I disagree with StuckAtHome, the coosa isn't the only boat to stay dry in. I stay dry in my Hobie... except for when it rains on me... like it did yesterday evening  . My feet get wet when I launch and land, other than that I stay dry. Only time I've ever sat in water in my Hobie was when I was in the ocean... and the waves tend not to get so big here in Ohio. I can even handle boat wakes without getting wet. The other distinct advantage of a Hobie is that the pedal-drive system eliminates getting dripped on by the paddle. The Future Beach is dry as well... my wife would never have gone out in it if she had to sit in water. I would think that some simple scupper plugs would keep just about any SOT kayak dry in calm conditions.


----------



## streamstalker (Jul 8, 2005)

The seat in the Ultimate sits on top of the tunnel hull.

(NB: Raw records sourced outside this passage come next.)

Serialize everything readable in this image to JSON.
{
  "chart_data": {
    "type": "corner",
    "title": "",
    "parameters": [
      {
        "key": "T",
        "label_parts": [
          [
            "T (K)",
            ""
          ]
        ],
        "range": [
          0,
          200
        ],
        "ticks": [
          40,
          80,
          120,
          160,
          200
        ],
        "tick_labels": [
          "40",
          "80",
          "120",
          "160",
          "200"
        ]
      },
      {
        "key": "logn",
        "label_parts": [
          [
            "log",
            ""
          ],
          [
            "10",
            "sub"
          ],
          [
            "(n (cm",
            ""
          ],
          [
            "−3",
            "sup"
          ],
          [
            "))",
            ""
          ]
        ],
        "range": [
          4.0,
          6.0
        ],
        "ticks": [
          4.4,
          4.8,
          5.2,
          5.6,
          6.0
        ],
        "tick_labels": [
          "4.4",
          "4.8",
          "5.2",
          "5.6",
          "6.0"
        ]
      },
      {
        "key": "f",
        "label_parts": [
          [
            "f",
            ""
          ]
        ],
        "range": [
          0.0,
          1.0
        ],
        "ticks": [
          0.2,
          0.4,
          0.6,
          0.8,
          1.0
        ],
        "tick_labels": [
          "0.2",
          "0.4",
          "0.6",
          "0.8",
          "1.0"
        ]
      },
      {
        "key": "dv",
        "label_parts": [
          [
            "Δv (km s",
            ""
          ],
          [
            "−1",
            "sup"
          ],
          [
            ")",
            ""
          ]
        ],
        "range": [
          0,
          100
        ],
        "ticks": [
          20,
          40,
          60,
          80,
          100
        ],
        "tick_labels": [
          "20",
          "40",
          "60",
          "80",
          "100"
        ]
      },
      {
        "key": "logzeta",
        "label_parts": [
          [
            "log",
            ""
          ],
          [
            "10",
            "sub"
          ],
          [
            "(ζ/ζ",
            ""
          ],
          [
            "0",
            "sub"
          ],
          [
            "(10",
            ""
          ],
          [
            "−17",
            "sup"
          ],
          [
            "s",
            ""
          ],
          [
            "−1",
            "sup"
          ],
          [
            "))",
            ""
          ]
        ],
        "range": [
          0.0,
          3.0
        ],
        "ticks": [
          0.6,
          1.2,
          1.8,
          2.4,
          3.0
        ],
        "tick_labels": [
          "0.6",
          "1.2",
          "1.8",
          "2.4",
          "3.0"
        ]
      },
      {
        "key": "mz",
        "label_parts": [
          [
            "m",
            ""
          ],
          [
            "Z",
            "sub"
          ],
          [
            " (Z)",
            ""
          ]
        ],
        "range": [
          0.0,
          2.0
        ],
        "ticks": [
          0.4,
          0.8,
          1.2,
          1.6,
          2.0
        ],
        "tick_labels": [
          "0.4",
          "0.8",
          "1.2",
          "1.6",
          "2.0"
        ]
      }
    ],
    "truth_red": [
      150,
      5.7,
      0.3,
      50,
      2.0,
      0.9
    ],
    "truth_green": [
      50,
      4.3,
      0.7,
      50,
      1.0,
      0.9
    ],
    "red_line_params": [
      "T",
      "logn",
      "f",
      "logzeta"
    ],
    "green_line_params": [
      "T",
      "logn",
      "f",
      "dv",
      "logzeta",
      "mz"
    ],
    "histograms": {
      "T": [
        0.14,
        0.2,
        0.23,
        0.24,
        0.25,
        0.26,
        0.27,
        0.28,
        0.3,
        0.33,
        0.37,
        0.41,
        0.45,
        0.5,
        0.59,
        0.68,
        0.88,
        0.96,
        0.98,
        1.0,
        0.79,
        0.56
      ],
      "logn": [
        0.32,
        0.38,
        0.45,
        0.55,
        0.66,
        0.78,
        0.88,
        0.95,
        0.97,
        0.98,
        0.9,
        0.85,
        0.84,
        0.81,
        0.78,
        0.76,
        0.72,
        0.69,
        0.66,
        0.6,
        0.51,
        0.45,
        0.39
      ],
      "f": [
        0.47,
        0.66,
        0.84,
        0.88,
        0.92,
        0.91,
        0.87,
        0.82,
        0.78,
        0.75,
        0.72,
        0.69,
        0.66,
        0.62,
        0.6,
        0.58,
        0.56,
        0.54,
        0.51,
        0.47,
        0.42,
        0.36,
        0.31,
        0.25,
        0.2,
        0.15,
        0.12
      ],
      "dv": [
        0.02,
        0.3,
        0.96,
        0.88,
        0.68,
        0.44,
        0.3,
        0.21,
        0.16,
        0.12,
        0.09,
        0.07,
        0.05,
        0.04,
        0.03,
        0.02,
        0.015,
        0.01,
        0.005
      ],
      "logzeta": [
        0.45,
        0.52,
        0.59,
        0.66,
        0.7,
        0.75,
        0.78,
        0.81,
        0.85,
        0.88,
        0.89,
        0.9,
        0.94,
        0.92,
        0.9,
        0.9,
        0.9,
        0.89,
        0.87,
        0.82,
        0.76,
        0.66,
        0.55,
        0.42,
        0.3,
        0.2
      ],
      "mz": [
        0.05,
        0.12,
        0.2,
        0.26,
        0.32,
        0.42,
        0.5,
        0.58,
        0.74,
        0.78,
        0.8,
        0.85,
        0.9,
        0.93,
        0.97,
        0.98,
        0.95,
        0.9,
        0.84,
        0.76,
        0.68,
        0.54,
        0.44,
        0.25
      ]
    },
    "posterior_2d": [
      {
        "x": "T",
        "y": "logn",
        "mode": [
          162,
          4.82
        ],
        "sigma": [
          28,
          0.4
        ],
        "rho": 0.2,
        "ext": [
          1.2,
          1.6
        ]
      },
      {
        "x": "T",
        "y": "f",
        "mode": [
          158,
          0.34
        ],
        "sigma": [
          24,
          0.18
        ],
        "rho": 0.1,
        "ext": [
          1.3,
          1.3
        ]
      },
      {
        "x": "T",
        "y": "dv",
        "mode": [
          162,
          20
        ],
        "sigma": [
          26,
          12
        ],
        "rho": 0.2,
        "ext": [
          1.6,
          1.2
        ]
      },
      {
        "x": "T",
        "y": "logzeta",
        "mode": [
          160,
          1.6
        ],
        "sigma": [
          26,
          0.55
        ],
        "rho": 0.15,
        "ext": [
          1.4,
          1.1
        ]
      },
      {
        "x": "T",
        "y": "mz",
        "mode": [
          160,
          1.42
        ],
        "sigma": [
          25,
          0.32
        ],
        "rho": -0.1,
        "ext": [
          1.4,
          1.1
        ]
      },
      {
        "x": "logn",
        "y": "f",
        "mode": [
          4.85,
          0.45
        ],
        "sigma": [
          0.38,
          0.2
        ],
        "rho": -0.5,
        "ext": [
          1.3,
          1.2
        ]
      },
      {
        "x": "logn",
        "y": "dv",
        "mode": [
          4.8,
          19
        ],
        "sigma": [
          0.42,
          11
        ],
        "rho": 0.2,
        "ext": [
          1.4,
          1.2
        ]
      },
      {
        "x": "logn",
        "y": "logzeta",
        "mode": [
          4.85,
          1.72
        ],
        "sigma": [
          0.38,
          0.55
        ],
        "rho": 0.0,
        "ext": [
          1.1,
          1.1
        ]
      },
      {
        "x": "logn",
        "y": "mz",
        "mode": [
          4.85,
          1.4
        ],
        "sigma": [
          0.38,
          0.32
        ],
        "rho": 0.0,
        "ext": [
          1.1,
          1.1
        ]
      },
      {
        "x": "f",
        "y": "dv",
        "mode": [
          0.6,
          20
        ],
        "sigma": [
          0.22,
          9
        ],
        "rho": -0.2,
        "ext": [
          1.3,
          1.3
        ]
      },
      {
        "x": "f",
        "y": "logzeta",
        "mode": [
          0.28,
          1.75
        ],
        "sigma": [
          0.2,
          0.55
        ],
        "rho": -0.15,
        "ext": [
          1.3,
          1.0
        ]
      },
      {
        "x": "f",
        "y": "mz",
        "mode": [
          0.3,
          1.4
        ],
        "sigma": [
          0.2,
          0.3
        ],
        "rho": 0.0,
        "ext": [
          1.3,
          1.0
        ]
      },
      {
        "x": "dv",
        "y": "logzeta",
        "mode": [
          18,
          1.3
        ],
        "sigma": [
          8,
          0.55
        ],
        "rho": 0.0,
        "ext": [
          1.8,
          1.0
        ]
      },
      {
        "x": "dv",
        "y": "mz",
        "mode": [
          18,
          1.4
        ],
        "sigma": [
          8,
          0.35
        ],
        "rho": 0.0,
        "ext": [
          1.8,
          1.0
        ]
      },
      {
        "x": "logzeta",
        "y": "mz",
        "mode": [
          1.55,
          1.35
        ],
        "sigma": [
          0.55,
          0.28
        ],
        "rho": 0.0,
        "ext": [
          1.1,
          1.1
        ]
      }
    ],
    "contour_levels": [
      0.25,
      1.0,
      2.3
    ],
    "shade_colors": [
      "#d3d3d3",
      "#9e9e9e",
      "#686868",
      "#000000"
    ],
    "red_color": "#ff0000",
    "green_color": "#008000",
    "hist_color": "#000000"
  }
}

You would need to put about twenty gallons of water in it to get your butt wet. You can get a bit of water in from a big chop like MikeA mentioned, but I found that adding the front spray cover eliminated almost all of that. If you've got that much chop, what are you doing on the lake anyway?...Life sucks and it's time to go home. It doesn't drain like a SOT, so you do have to sop up the water that you drag in with your feet. I keep a towel on both sides of the tunnel hull and wring them out periodically.


----------



## nethersdoug (Feb 16, 2010)

Ok Outdoor Source [ Columbus Oh ] has a Native Watercraft Ultimate 12 for $799. Does that sound about right for a new one? Anyone know of a used one for sale by the way?


----------



## jlieder (Jul 23, 2010)

RebelWithACause122 said:


> I disagree with StuckAtHome, the coosa isn't the only boat to stay dry in. I stay dry in my Hobie... except for when it rains on me... like it did yesterday evening  . My feet get wet when I launch and land, other than that I stay dry. Only time I've ever sat in water in my Hobie was when I was in the ocean... and the waves tend not to get so big here in Ohio. I can even handle boat wakes without getting wet. The other distinct advantage of a Hobie is that the pedal-drive system eliminates getting dripped on by the paddle. The Future Beach is dry as well... my wife would never have gone out in it if she had to sit in water. I would think that some simple scupper plugs would keep just about any SOT kayak dry in calm conditions.


Malibu makes a very dry ride as well....my butt don't get wet!


----------